Lorsque vous utilisez des simulations pour fournir des informations sur la conception d'un dispositif, vous devez vous assurer que le résultat de la simulation est correct. Pour ce faire, on procède à la validation de la simulation. La validation est le processus par lequel on évalue à quel point le modèle de calcul représente fidèlement la réalité de la situation physique, ajoute Ashley Peterson.
« L'un des principaux avantages de l'utilisation de la modélisation et de la simulation, c'est la possibilité d'adapter et de tester les conceptions pour s'assurer qu'elles sont compatibles avec toutes les variations de l'anatomie humaine. »
Ashley Peterson, responsable de la division des sciences de la vie, Thornton Tomasetti
La modélisation et la simulation permettent d'optimiser le processus de conception et ainsi d'économiser du temps et de l'argent. Mais selon Ashley Peterson, l'autre avantage majeur de la simulation en amont du processus de conception, c'est sa capacité à fournir des informations auparavant inconnues. Par exemple, si une conception proposée ne produit pas les résultats souhaités, les simulations permettent au chercheur d'approfondir ses recherches, en modifiant certains aspects de la conception afin d'évaluer la manière dont les résultats évoluent.
« Vous comprenez mieux. Par conséquent, le délai nécessaire à la livraison finale du produit est réduit », affirme Ashley Peterson.

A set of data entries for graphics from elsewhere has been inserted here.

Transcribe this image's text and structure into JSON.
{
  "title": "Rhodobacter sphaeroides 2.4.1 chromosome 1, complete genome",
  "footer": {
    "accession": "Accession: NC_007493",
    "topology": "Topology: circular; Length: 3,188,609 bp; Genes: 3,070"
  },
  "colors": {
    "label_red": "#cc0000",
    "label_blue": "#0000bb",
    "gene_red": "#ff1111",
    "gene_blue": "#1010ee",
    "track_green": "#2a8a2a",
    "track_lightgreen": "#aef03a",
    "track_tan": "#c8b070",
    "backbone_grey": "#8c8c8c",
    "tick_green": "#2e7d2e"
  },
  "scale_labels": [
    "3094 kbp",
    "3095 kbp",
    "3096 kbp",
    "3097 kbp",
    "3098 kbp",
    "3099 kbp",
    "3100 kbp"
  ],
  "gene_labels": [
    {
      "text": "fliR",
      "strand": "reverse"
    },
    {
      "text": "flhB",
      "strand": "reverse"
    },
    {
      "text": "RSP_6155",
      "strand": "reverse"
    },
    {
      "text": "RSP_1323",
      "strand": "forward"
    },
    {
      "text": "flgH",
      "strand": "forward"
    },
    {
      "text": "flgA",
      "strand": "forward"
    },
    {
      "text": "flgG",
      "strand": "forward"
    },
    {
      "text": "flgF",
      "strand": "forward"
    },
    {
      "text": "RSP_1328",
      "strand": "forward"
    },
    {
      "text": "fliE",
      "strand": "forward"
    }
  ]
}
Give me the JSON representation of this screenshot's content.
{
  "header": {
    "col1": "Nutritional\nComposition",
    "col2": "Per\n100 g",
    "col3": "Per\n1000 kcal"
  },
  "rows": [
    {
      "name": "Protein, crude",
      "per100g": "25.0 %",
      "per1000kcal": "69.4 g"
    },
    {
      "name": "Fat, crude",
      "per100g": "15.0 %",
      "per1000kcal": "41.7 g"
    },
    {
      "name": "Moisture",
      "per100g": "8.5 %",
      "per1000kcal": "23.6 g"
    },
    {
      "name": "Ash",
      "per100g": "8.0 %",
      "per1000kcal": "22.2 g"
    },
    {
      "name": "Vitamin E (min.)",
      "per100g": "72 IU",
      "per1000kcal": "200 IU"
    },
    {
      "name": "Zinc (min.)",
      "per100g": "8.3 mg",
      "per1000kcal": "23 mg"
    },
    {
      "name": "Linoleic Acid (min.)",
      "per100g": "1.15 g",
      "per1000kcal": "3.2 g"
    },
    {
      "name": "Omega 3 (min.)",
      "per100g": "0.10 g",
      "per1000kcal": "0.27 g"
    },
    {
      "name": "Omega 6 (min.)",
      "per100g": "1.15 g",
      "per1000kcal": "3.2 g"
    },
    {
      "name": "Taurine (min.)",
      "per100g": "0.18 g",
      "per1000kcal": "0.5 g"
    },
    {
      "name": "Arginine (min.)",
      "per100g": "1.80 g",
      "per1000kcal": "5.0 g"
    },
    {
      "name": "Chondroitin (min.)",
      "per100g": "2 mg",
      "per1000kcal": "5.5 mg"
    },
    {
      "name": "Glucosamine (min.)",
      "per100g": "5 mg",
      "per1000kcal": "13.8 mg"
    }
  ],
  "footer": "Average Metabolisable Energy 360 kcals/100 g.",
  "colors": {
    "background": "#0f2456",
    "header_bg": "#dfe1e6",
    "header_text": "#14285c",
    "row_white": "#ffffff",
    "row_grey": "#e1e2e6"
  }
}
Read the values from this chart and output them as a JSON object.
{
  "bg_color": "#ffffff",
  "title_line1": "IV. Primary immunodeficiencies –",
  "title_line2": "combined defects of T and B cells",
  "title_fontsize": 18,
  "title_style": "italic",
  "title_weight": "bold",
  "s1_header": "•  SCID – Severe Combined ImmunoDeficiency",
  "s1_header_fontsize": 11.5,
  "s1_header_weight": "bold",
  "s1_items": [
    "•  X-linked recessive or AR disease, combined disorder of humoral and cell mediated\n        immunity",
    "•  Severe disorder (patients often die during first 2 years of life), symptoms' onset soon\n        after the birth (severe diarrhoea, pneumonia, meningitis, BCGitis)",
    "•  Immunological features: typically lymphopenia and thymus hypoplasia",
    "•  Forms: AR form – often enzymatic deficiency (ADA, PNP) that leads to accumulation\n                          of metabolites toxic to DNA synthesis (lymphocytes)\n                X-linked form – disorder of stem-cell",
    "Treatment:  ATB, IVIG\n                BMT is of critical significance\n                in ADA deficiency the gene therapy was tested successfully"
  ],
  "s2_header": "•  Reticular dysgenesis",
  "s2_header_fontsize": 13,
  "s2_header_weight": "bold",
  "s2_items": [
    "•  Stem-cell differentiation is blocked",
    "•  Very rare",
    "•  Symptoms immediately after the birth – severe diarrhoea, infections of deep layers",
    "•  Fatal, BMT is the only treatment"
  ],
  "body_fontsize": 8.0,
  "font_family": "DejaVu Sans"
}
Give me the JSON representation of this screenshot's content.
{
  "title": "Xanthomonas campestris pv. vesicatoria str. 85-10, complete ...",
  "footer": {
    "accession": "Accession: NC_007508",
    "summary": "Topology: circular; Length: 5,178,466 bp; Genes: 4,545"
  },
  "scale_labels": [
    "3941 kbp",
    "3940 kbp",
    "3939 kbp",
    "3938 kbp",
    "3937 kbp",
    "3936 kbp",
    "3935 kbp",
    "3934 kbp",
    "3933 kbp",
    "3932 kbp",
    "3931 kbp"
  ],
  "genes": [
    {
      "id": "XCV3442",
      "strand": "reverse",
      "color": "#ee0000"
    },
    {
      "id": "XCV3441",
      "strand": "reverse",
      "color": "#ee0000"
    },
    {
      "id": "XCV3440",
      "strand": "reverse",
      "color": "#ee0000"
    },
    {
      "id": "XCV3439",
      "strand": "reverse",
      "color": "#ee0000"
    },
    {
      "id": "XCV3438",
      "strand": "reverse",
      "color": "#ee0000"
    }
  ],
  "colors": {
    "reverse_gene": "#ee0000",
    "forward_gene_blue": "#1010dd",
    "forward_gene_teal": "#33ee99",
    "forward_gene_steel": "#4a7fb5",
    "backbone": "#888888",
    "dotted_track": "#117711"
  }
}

L'un des principaux avantages de l'utilisation de la modélisation et de la simulation, c'est la possibilité d'adapter et de tester les conceptions avec toutes les variations de l'anatomie humaine. « Par exemple, vous pouvez dire que vous voulez une conception qui fonctionne pour 60 % des personnes avec tel ou tel besoin spécifique, et l'essayer sur toutes les variations possibles du corps humain. »

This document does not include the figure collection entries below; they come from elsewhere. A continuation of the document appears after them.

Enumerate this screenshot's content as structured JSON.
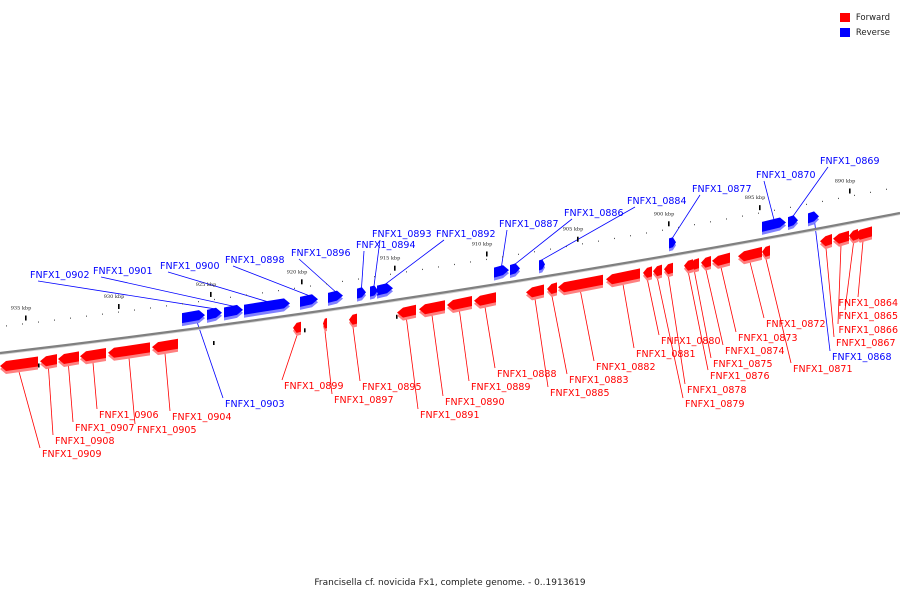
{
  "legend": {
    "forward": {
      "label": "Forward",
      "color": "#ff0000"
    },
    "reverse": {
      "label": "Reverse",
      "color": "#0000ff"
    }
  },
  "caption": "Francisella cf. novicida Fx1, complete genome. - 0..1913619",
  "colors": {
    "forward": "#ff0000",
    "forward_light": "#ff8080",
    "reverse": "#0000ff",
    "reverse_light": "#8080ff",
    "backbone": "#808080"
  },
  "tick_labels": [
    "890 kbp",
    "895 kbp",
    "900 kbp",
    "905 kbp",
    "910 kbp",
    "915 kbp",
    "920 kbp",
    "925 kbp",
    "930 kbp",
    "935 kbp"
  ],
  "genes": [
    {
      "name": "FNFX1_0864",
      "strand": "forward"
    },
    {
      "name": "FNFX1_0865",
      "strand": "forward"
    },
    {
      "name": "FNFX1_0866",
      "strand": "forward"
    },
    {
      "name": "FNFX1_0867",
      "strand": "forward"
    },
    {
      "name": "FNFX1_0868",
      "strand": "reverse"
    },
    {
      "name": "FNFX1_0869",
      "strand": "reverse"
    },
    {
      "name": "FNFX1_0870",
      "strand": "reverse"
    },
    {
      "name": "FNFX1_0871",
      "strand": "forward"
    },
    {
      "name": "FNFX1_0872",
      "strand": "forward"
    },
    {
      "name": "FNFX1_0873",
      "strand": "forward"
    },
    {
      "name": "FNFX1_0874",
      "strand": "forward"
    },
    {
      "name": "FNFX1_0875",
      "strand": "forward"
    },
    {
      "name": "FNFX1_0876",
      "strand": "forward"
    },
    {
      "name": "FNFX1_0877",
      "strand": "reverse"
    },
    {
      "name": "FNFX1_0878",
      "strand": "forward"
    },
    {
      "name": "FNFX1_0879",
      "strand": "forward"
    },
    {
      "name": "FNFX1_0880",
      "strand": "forward"
    },
    {
      "name": "FNFX1_0881",
      "strand": "forward"
    },
    {
      "name": "FNFX1_0882",
      "strand": "forward"
    },
    {
      "name": "FNFX1_0883",
      "strand": "forward"
    },
    {
      "name": "FNFX1_0884",
      "strand": "reverse"
    },
    {
      "name": "FNFX1_0885",
      "strand": "forward"
    },
    {
      "name": "FNFX1_0886",
      "strand": "reverse"
    },
    {
      "name": "FNFX1_0887",
      "strand": "reverse"
    },
    {
      "name": "FNFX1_0888",
      "strand": "forward"
    },
    {
      "name": "FNFX1_0889",
      "strand": "forward"
    },
    {
      "name": "FNFX1_0890",
      "strand": "forward"
    },
    {
      "name": "FNFX1_0891",
      "strand": "forward"
    },
    {
      "name": "FNFX1_0892",
      "strand": "reverse"
    },
    {
      "name": "FNFX1_0893",
      "strand": "reverse"
    },
    {
      "name": "FNFX1_0894",
      "strand": "reverse"
    },
    {
      "name": "FNFX1_0895",
      "strand": "forward"
    },
    {
      "name": "FNFX1_0896",
      "strand": "reverse"
    },
    {
      "name": "FNFX1_0897",
      "strand": "forward"
    },
    {
      "name": "FNFX1_0898",
      "strand": "reverse"
    },
    {
      "name": "FNFX1_0899",
      "strand": "forward"
    },
    {
      "name": "FNFX1_0900",
      "strand": "reverse"
    },
    {
      "name": "FNFX1_0901",
      "strand": "reverse"
    },
    {
      "name": "FNFX1_0902",
      "strand": "reverse"
    },
    {
      "name": "FNFX1_0903",
      "strand": "reverse"
    },
    {
      "name": "FNFX1_0904",
      "strand": "forward"
    },
    {
      "name": "FNFX1_0905",
      "strand": "forward"
    },
    {
      "name": "FNFX1_0906",
      "strand": "forward"
    },
    {
      "name": "FNFX1_0907",
      "strand": "forward"
    },
    {
      "name": "FNFX1_0908",
      "strand": "forward"
    },
    {
      "name": "FNFX1_0909",
      "strand": "forward"
    }
  ]
}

En outre, l'utilisation de la modélisation et de la simulation dans les sciences de la vie semble promise à un brillant avenir et une belle évolution. À mesure que le logiciel gagnera en popularité, il sera en mesure de passer des phases préliminaires au développement aux phases post-développement. Au lieu de se contenter d'étudier la conception d'un dispositif, Ashley Peterson pense que la M&S aidera les chercheurs à identifier des besoins non exprimés précédemment, que les médecins et les autres personnes qui utilisent un dispositif pourraient plus tard formuler. Il sera également possible de simuler l'utilisation du dispositif chez différents patients et d'obtenir une idée claire de la façon dont les patients répondront au dispositif, avant même la construction et les tests du modèle physique.
« Plutôt que de modifier un seul aspect, vous pourrez prévoir d'ajouter de la valeur à votre dispositif de bout en bout, lorsqu'il sera utilisé dans le monde réel », affirme Ashley Peterson.